# introducing new partners to young children



## f1r3f1y3 (Dec 8, 2009)

Hello,

after a separation, when going through or after divorce, what are the factors involved in deciding when to introduce children to new partners?

I have only been separated for 4 months, I am not considering this at all right now, but my stbx wife says we should wait until our son is 12 (he's only 7). I don't think she is ever going to agree to him meeting new partners and it has become apparent that I will have to make this decision for myself. My worry about making this decision for myself and upsetting her, is that she will retaliate. We have been extremely good up until now, agreeing together what is best for our son.

I proposed that we just wait until we feel we are in strong long term relationships, and she rejected this immediately and said he needs to be 12 or older.

Is her request reasonable? My son has taken the separation extremely well (in fact his behavior has improved considerably). He lives with me 90% of the time and seems to have a good understanding of the fact I won't be with his mum anymore. I really don't think it'd be a major issue for him to meet a girl I introduced as my friend.

Am I totally off the mark here? What should I be considering when making this decision?

Many thanks


----------



## Gilgamesh (Dec 15, 2010)

I personally have had my wife move another guy into my daughters life pretty much 1 month after our split, my daughter is 3 and a half and i know its affecting her, she talks about him when she comes to my house, but she does call him by his name...so far...
anyways, i think the best time is when you are ready to do it...alot of books/ sites say 6 months or so after a split....i really think it should just be slowly introducing him...if you meet someone, try not to be all affectionate with her while he is around i guess? just introduce her as a friend for the start of it.
If he seems uncomfortable with seeing this new woman, talk to him about it...your st bx wife really doesn't have much say in the matter unless you want her to...(believe me Ive looked into it legally as well) she cannot do anything about it unless your son is in danger....
At the end of the day, it is your life and your decisions, as long as those decisions do not hurt your son, then it shouldn't matter, keep communication with your son open....


----------



## greeneyeddolphin (May 31, 2010)

It can be put into a divorce decree that you can't have overnight guests or things of that nature, but she really doesn't have much of a say in when you introduce your son to a new woman in your life. 

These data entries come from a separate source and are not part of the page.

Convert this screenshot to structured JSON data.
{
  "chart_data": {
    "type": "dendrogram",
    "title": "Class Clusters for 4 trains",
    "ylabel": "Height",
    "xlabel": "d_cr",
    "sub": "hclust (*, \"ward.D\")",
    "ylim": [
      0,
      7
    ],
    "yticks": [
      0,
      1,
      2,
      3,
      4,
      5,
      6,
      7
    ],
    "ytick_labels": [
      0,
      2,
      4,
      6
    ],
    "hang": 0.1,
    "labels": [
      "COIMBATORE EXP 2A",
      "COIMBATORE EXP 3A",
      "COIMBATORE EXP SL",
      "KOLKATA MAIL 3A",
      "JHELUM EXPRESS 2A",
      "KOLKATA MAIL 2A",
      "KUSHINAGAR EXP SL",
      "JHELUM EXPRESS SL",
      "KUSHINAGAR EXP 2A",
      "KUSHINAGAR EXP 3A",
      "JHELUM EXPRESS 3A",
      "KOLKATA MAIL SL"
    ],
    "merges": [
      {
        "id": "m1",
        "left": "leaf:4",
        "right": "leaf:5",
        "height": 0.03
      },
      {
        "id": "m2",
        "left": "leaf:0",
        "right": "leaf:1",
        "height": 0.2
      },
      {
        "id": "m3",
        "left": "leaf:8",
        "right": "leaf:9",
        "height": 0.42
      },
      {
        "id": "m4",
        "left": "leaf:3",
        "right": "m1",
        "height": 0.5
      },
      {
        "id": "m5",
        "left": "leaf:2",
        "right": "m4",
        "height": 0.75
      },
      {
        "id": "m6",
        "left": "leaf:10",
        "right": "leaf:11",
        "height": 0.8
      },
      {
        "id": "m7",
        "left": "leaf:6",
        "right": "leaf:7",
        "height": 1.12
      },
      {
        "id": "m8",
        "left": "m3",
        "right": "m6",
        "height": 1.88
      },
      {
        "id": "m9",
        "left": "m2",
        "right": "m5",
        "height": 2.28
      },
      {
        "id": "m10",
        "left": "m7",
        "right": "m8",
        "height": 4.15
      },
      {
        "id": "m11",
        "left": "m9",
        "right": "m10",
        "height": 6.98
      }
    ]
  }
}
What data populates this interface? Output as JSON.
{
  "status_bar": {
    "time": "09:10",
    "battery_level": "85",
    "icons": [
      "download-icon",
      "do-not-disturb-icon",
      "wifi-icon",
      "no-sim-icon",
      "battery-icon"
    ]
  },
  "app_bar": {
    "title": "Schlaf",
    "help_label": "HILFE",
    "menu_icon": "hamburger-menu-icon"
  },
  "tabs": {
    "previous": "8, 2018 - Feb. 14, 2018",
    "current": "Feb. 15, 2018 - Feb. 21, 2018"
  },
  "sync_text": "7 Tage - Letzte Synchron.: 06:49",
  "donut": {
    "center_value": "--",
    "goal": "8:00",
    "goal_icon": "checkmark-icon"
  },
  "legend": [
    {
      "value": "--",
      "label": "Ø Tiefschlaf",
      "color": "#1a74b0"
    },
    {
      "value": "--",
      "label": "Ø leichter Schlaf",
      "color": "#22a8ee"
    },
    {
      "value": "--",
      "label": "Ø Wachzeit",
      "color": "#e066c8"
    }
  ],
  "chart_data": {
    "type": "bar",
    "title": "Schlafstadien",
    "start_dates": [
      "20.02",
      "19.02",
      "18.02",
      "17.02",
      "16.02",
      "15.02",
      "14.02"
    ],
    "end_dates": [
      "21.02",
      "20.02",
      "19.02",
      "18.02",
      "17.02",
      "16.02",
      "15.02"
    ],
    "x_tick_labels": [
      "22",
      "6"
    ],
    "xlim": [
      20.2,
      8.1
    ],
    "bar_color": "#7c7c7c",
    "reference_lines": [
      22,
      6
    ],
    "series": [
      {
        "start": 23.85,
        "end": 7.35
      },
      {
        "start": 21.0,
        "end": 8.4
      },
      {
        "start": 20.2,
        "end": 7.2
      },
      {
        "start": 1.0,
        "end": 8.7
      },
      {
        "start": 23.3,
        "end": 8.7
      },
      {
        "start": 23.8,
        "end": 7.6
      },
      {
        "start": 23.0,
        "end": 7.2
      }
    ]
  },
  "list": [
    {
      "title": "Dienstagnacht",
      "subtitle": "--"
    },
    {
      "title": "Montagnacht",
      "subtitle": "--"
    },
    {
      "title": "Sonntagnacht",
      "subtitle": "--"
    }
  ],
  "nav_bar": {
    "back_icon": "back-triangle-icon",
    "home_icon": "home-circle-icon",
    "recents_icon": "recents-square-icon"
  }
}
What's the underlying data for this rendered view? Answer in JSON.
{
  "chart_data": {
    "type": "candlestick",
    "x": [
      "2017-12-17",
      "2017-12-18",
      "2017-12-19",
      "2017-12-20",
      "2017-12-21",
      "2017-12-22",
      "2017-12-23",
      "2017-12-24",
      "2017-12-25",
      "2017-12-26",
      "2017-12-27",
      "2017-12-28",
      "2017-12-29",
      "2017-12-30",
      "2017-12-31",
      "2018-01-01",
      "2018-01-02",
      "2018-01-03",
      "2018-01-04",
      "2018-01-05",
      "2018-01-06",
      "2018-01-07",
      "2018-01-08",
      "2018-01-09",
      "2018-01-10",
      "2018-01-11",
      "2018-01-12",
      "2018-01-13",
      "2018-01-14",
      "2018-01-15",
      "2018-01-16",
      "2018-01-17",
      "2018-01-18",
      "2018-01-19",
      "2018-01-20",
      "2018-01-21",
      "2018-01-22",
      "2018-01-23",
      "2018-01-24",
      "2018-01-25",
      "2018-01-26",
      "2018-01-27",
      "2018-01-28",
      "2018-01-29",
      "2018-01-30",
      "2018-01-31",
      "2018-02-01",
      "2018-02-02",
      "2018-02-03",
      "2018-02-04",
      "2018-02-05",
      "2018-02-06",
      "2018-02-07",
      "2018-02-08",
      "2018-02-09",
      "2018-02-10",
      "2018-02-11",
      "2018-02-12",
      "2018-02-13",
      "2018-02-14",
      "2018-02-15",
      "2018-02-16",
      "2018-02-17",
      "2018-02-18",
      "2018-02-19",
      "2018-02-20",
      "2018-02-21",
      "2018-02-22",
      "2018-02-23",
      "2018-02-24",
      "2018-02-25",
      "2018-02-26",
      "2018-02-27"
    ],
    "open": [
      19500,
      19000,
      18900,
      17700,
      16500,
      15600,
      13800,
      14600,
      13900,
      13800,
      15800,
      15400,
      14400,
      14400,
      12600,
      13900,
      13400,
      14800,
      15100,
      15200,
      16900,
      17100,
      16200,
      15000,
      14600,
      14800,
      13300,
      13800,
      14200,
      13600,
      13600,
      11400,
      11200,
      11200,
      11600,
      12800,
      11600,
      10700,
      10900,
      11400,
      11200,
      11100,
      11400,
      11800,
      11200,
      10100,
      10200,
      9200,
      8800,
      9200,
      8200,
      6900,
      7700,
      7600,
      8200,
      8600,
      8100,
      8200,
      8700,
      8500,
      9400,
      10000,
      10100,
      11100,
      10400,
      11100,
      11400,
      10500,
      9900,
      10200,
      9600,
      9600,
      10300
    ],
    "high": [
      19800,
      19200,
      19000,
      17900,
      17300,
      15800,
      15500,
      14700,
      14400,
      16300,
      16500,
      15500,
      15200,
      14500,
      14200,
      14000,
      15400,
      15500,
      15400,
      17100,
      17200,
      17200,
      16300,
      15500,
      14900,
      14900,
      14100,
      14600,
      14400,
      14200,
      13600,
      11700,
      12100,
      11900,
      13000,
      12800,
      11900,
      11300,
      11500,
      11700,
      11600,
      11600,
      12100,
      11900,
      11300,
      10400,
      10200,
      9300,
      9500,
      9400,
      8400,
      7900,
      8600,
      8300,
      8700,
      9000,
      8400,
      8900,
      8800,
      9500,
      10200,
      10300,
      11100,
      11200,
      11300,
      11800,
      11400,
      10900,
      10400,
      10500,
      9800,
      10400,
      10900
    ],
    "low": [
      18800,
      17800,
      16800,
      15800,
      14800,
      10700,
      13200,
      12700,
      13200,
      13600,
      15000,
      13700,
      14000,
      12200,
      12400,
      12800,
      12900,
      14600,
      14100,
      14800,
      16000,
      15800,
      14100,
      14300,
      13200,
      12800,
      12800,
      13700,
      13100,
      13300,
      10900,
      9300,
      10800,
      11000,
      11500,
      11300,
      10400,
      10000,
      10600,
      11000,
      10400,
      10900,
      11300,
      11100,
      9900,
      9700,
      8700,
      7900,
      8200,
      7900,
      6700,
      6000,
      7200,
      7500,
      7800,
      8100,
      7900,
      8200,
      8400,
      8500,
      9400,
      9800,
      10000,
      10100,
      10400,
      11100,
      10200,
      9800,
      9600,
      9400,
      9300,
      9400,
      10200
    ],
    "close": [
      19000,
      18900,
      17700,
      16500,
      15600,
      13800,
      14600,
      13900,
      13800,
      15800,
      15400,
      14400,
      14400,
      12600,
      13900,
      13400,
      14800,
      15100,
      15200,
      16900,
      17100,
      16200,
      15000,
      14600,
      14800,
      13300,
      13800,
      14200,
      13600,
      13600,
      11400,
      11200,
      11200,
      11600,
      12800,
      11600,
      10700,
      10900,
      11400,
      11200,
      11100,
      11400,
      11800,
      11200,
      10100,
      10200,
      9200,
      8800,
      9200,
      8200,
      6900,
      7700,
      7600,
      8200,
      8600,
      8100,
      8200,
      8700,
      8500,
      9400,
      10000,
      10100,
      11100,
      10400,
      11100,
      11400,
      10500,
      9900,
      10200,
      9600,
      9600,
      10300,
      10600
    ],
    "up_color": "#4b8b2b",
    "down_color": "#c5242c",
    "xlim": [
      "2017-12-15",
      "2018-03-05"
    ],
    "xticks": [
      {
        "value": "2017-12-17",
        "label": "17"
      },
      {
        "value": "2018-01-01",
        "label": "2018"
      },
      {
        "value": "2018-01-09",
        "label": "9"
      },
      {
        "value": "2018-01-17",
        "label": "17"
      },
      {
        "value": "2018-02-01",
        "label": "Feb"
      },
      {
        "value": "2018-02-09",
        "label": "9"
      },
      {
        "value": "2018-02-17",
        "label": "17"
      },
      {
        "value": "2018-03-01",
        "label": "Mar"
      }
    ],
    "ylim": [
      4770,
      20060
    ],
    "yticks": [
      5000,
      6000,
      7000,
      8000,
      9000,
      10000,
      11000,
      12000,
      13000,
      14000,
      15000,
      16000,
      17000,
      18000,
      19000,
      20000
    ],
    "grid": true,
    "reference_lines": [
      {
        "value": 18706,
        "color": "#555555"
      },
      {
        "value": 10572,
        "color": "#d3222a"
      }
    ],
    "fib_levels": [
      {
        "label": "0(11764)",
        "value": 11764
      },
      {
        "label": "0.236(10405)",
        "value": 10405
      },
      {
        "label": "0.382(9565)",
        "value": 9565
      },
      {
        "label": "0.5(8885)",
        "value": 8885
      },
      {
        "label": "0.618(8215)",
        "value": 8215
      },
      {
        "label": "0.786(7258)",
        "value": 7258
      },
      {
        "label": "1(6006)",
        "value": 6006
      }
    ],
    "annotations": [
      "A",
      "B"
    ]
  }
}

I didn't introduce my sons to any guy I dated until I met my current boyfriend. They met him 3 weeks into our relationship, because both my boyfriend and I agreed that we were serious and in it for the long haul. My general rule before that was that we had to be dating for at least 6 months and very serious. I did have a boyfriend, though, that we reached the 6 month mark and I still didn't want him to meet my kids. 

It's all about comfort, not time. If you feel that it's appropriate to introduce your new lady friend, then do so. Do it slowly, but be honest. Whether it's after a month or a year, it's when you feel it's a relationship that is serious enough to inform your son, and when you feel your son is ready to be able to handle it.


----------



## sisters359 (Apr 9, 2009)

When you believe the relationship is likely to be long-term AND you know enough about the other person to trust them in your children's life, then it should be ok. That's why books recommend that you date someone at least 6 months before introducing them to your kids. It takes at least that long to see the person in more than a "just dating" mode and to start to learn about their character--do they take moral "short cuts" for their own convenience? Do they give back money a cashier over pays them or do they just laugh and keep it? Do they call in sick when they really just don't feel like going to work? Look at the little things when assessing this person not as a partner but as someone who will have significant influence in your CHILD'S LIFE if the relationship continues. 

Save "overnights" with your partner for nights your son is not with you. 

Does your wife give any reason for picking the age 12? It just seems odd that she's fixated on that. If she was asking for at least a year or two, so he can adjust to life with divorced parents, it would make some sense. I'm using my first two years as a single mom to focus on helping my kids make this transition and I may date occasionally, but I'm not interested in complicating their life at the moment and, besides, I really like myself and my time with them 

My ex made the mistake of rushing into a new relationship, moving in w/her after about 2 weeks, and started taking the kids there too despite the fact that it violated our divorce agreement. He got engaged after a month, and he and the woman encouraged the kids--her 1 and my 2--to see each other as step-siblings. The kids became very close, so when the relationship fell apart, my kids were hurt and sad about losing their "step-brother" and were angry at their dad for getting them attached and then pulling the plug (my 12 year old son said that, and I didn't prompt him or put any words in his mouth!)

Anyway, since you aren't in any rush, don't argue about it. You can let her know that you'll be thinking about it and you will get advice about what seems best for your son. What do you think she would do to retaliate? Just don't agree to it in writing, or *seem* to agree to avoid some conflict--agree to think about it. You would be thinking about it anyway, if you do start seeing someone, so you aren't compromising by agreeing on that!


----------